The Protect America’s Workforce Act (PAWA), recently introduced in the House of Representatives, would reverse the Trump executive order and protect federal workers’ right to form and join a union. This popular legislation has 222 cosponsors, including seven Republicans. Two Senate Republicans—Susan Collins of Maine and Lisa Murkowski of Alaska—have already voted for an unsuccessful amendment on the Budget resolution to protect collective bargaining rights for federal workers. If the two GOP senators from Ohio would follow their constituents’ lead in supporting public sector collective bargaining rights, PAWA could pass both houses of Congress and restore these important protections to more than 1 million American workers.
More than seven months into this Congress’ work, the fact that none of these commonsense proposals are even under discussion by our nation’s elected leaders sends a strong message about this Congress’ priorities. And it is manifestly clear that Republicans in Congress stand with President Trump, and not with working Americans.

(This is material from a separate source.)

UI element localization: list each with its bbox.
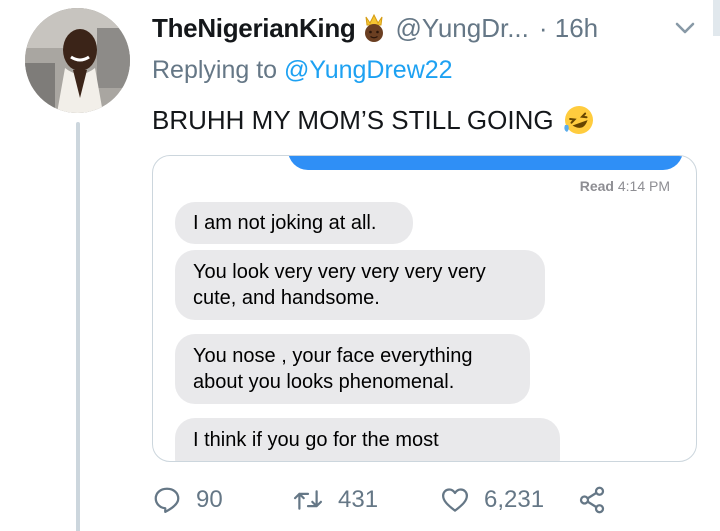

These three simple proposals are overwhelmingly popular with people across the political spectrum and would collectively benefit millions of American workers. A Republican-controlled Congress that was willing to work across party lines could move these proposals to the president’s desk in a matter of days. (While the filibuster might prove a stumbling block in the Senate, there are opportunities every Congress to consider legislation under rules that provide a simple majority vote if proponents are properly motivated.) It’s time for congressional leaders to step up this Labor Day and put helping working families front and center on their agendas.